幸運が訪れたなら、それを霊魂の願いが叶うために活用しなければいけません。幸運が幸福に結びつくためには、幸運というご縁を生かし、人のお役に立ち、自己を成長させねばならないのです。

幸運でなくても、試練の連続であったとしても幸福になることはできます。何度失敗しても何度も挑戦できる。自分の可能性を信じ、自分の価値を認めている人。たとえ達成できなくとも悔いはない。このような人は味わい深い人生を生きており、常に「幸福感」を持っているのです。この人こそ「成幸者」と言えるでしょう。

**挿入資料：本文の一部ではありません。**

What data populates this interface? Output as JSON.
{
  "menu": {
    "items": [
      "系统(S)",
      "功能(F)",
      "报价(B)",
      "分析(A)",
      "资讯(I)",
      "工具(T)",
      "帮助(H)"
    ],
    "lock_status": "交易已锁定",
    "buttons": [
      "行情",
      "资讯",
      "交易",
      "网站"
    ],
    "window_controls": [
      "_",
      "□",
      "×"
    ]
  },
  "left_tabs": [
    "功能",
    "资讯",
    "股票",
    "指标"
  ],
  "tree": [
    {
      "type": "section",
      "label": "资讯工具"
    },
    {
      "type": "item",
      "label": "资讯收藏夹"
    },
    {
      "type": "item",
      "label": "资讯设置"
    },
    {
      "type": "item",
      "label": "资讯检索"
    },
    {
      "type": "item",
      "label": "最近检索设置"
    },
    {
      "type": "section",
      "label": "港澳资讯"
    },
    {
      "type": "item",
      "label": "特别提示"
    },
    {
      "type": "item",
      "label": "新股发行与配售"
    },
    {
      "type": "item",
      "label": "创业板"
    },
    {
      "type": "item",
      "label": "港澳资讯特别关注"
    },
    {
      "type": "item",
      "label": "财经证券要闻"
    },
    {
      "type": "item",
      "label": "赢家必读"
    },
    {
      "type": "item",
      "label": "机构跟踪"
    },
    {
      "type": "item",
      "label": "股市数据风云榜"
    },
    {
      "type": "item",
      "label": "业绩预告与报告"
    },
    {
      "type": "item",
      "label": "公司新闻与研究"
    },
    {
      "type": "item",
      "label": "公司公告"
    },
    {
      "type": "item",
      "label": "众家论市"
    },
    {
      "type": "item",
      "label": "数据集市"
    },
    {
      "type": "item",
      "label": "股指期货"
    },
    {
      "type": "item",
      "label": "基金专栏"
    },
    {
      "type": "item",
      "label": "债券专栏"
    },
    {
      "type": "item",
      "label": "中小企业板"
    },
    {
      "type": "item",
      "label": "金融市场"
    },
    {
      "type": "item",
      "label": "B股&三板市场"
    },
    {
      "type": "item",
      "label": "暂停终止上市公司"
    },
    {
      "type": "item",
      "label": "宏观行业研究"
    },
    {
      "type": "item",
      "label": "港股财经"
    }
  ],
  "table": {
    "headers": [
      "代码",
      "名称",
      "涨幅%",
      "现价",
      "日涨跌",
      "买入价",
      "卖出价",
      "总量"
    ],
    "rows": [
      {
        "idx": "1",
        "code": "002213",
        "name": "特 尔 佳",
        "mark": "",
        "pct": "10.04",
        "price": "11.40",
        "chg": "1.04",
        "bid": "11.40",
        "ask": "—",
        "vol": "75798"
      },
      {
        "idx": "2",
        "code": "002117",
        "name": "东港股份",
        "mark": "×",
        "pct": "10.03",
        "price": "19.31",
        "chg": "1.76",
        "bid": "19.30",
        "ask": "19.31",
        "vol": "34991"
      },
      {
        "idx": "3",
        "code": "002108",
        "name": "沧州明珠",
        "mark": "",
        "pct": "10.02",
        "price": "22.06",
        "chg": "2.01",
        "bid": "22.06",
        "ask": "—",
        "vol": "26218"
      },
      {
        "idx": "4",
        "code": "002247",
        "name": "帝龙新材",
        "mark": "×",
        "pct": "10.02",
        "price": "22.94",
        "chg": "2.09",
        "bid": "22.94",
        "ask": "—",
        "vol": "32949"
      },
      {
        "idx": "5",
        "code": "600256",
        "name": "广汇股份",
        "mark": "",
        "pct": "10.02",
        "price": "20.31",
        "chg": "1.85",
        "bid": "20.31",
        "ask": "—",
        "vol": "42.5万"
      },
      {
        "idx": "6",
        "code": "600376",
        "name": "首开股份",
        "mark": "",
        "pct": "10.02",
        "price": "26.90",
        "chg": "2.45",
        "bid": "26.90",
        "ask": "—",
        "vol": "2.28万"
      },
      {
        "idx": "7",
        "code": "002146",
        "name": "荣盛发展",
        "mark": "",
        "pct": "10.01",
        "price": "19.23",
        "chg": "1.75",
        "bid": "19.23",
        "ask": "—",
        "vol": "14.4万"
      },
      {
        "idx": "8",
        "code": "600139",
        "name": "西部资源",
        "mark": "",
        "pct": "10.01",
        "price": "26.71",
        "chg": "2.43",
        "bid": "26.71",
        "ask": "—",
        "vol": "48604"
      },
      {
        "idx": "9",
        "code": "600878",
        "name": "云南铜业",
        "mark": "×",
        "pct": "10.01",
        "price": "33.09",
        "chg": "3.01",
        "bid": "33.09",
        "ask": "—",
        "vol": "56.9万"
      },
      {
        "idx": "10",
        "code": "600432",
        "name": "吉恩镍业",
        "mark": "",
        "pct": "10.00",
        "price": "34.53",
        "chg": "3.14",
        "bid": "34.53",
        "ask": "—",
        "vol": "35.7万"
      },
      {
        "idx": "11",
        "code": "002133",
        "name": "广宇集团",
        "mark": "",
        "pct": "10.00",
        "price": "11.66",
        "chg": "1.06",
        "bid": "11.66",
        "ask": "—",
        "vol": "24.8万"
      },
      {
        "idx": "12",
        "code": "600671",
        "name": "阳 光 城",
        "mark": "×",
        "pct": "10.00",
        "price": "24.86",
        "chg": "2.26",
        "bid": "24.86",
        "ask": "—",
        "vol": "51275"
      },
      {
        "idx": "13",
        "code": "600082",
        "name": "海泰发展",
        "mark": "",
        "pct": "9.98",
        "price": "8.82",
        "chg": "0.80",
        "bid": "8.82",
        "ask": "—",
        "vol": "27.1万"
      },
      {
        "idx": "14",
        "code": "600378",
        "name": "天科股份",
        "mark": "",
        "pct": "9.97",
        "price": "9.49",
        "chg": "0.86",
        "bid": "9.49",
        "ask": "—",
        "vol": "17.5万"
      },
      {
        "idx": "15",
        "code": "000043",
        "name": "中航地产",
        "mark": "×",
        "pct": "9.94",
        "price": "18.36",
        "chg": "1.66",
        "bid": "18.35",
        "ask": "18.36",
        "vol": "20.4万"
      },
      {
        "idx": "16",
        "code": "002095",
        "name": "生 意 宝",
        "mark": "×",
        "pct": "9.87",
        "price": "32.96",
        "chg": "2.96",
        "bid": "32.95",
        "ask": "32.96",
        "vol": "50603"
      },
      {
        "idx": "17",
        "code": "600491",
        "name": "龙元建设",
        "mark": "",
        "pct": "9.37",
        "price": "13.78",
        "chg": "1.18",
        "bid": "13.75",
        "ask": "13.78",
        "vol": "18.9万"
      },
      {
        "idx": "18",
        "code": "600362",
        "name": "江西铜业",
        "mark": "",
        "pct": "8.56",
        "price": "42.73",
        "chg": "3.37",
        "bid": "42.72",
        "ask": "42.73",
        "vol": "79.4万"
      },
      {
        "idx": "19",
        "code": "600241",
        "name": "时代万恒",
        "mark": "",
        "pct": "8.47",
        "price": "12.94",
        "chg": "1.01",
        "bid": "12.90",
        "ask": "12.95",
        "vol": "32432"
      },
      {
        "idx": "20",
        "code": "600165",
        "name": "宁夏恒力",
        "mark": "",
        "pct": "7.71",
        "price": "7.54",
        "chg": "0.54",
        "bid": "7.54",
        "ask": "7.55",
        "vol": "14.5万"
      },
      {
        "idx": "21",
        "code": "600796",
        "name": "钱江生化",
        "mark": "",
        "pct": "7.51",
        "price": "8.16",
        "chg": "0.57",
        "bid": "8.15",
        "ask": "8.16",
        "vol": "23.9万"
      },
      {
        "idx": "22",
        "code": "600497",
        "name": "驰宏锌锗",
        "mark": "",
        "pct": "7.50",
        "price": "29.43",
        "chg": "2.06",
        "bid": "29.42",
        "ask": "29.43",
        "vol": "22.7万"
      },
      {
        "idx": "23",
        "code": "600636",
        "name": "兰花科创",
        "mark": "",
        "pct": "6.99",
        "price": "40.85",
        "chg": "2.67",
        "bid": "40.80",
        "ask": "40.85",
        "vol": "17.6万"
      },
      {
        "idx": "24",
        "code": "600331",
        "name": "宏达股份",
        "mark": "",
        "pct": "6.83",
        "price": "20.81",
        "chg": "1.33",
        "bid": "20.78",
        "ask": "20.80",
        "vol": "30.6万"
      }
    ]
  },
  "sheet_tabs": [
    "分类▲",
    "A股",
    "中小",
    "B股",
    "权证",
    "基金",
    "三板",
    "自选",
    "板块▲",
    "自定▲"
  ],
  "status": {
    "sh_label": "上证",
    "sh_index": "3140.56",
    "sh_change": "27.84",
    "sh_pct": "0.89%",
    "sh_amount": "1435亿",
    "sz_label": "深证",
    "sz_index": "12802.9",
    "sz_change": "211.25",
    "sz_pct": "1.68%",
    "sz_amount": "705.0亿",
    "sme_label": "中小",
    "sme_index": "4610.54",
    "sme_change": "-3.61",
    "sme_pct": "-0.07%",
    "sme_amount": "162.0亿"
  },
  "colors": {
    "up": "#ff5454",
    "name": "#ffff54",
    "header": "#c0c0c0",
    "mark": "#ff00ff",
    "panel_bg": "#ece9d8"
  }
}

幸福感は所有物の豊かさや、地位や環境で決まるものではありません。「霊魂を生きている」。どんなに貧しくとも魂の願いに生きようとする人は、たとえ生活上の勝利者でなくとも人生上の勝利者となるでしょう。生活と人生は違います。

イエスも仏陀もマザー・テレサも、良寛和尚も決して生活上の勝利者ではなく、それは人生上の勝利者でした。生活上の勝利者を目指すことも必要です。しかし私の主人公は誰か、人生の主人公は誰なのか、それは魂です。

その願いに生きてこそ、幸福感を味わえる真の成幸者と言えるでしょう。